As for Kay, I don't think anyone who's ever read me for two minutes would think I'm a fan of his. A Yankee apologist; self-proclaimed baseball expert who in actuality knows very little about the game; Kay is a grate broadcaster----he grates on everyone.
That said, I have to defend him on this rant and it's not because he's "right" about his obsession with crediting people for quotes from newspapers and the like----I have no idea one way or the other; but if anything can be said about Michael Kay, it's that he can take a joke. Many times, his humor is of the self-deprecating variety; he gets it from all sides and takes it without much public complaint; and if you want to attack him, he doesn't seem to care.
As an ambivalent and entertained observer to this whole morass, I have to believe that it was Mushnick's word choice that set Kay off more than any of the content in the piece. "Scold"? I can tell you now that if someone said to me that they were "scolding" me, I'd have exploded just as Kay did. You don't "scold" a grown man as if you're a despot meting out discipline. It was beyond condescending----it was offensive; as if Mushnick was saying, "you're naughty" and whacking him on the knuckles with a ruler. Had he simply stated that he sees Kay as using other people's work without credit, fine; but "scold"? Kay was right.
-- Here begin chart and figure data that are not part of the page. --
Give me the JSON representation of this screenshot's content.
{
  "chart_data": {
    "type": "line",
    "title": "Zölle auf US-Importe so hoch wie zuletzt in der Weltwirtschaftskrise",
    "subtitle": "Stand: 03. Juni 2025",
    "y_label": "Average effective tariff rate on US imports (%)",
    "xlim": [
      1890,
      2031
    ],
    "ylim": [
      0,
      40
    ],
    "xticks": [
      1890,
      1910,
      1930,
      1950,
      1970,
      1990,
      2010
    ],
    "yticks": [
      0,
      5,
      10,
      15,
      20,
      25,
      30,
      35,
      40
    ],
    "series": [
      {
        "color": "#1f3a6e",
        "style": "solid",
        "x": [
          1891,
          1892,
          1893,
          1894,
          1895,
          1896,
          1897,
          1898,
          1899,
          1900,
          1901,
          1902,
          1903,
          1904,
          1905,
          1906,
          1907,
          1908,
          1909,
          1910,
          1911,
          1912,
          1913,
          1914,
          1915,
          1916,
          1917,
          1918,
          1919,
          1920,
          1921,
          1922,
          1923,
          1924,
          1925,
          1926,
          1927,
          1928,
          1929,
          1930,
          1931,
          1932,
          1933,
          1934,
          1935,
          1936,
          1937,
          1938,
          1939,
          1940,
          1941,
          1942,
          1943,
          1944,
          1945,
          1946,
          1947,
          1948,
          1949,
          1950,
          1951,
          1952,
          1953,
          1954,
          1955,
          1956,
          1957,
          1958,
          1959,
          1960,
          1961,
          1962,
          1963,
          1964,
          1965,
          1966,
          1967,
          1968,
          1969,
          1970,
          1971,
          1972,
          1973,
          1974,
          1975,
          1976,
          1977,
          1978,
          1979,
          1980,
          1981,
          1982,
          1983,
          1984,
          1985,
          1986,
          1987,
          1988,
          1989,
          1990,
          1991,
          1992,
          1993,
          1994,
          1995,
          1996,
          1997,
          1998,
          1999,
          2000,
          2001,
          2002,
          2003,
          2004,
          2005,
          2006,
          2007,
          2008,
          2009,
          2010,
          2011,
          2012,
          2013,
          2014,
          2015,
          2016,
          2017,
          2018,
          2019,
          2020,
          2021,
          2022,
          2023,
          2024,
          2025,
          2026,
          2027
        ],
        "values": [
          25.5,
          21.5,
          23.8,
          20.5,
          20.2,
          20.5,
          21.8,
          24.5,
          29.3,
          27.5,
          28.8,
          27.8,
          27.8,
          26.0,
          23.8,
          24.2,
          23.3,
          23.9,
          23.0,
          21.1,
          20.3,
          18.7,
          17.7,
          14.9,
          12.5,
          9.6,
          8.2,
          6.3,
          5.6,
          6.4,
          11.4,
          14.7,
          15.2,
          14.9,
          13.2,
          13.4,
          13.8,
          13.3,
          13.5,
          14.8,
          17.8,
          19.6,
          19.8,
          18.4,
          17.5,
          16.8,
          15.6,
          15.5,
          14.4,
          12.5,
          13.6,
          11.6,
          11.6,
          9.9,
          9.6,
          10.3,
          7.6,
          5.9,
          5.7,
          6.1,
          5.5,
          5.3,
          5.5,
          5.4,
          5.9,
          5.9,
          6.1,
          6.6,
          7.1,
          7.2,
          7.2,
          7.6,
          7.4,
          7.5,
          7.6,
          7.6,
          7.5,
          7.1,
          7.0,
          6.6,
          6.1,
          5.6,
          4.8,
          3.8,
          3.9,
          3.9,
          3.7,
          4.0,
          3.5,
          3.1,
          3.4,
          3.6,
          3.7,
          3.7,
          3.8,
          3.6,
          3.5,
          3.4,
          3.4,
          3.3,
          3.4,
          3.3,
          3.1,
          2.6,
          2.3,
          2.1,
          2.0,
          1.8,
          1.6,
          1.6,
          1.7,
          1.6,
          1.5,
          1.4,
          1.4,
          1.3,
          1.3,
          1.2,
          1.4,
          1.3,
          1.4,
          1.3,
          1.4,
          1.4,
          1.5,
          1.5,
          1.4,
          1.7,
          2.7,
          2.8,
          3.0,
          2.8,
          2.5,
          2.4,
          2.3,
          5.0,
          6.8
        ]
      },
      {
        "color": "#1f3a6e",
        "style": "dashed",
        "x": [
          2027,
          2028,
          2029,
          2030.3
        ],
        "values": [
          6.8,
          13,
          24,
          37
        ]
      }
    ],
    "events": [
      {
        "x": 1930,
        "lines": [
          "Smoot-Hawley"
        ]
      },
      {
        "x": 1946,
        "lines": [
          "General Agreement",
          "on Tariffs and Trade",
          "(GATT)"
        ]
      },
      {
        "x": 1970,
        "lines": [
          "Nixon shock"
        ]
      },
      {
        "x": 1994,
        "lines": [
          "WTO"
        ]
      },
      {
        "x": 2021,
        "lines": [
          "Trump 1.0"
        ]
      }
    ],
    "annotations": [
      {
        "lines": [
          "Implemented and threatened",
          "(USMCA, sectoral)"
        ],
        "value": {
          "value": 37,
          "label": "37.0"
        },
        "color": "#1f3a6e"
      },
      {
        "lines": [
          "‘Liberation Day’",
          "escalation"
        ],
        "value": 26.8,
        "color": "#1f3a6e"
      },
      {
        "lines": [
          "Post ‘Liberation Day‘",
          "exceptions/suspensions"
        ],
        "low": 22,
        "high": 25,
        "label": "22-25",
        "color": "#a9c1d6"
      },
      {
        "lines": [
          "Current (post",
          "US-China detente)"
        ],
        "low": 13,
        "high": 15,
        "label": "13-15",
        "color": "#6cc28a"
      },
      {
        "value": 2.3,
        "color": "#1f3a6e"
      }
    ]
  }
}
Then we get to the Kay threat that he'd punch Mushnick in the face if he used the word to his face. That may or may not be true and if the reading of the word set Kay off to that degree, I tend to believe he might actually have flipped to the point of violence. We all have hot buttons to push that touch us intrinsically and force us to lose all control of rationality and the word "scold" fills the bill. The threatening bit diminishes Kay's point; if he was going to threaten Mushnick, he should've called the paper and done it personally rather than as a showy part of the rant.
Apart for that, I have----gulp----defend Michael Kay. I'd have gone berserk as well. You don't scold a grown man.
- What to make of the Blue Jays:
The Blue Jays are a weird team.
They've gotten off to a surprisingly good start and even though I didn't have them losing 100 games as many others did----too much starting pitching----I don't think anyone could have foreseen such a solid start (32-24) and loitering around contention.
Hitting with amazing power (94 homers) from unexpected sources (Jose Bautista has 18 and is leading the league), they're third in the league in runs scored, but 12th in on base percentage. Vernon Wells got off to a blazing start in the power department and has been solid; and Alex Gonzalez has 11 homers of his own. They've managed this start with little-to-no production from Adam Lind; Aaron Hill and Lyle Overbay.
Shaun Marcum's All Star-caliber comeback has spearheaded the starting pitching; Ricky Romero and Brett Cecil have been good; the rest of the rotation is a work-in-progress. The bullpen has a notoriously shaky closer in Kevin Gregg and has been up-and-down.
It's a bizarre combination in which to accumulate a 32-24 record....and it's not going to continue.
This team is not for real and there's no way they can maintain the pace of power; nor are they going to be able to continue to bluff their way through the league. Having beaten up on the Orioles; the Indians; the Royals and Rangers when they were struggling, they're 1-5 vs the Red Sox and last night was their first game against the Yankees.
Talent-wise and realistically, the Blue Jays have played far over their heads. Because of the deep well of pitching they have in the organization, they have a solid future and aren't going to be as bad as predicted (by myself included); but they're not contenders and reality is going to set in sooner rather than later.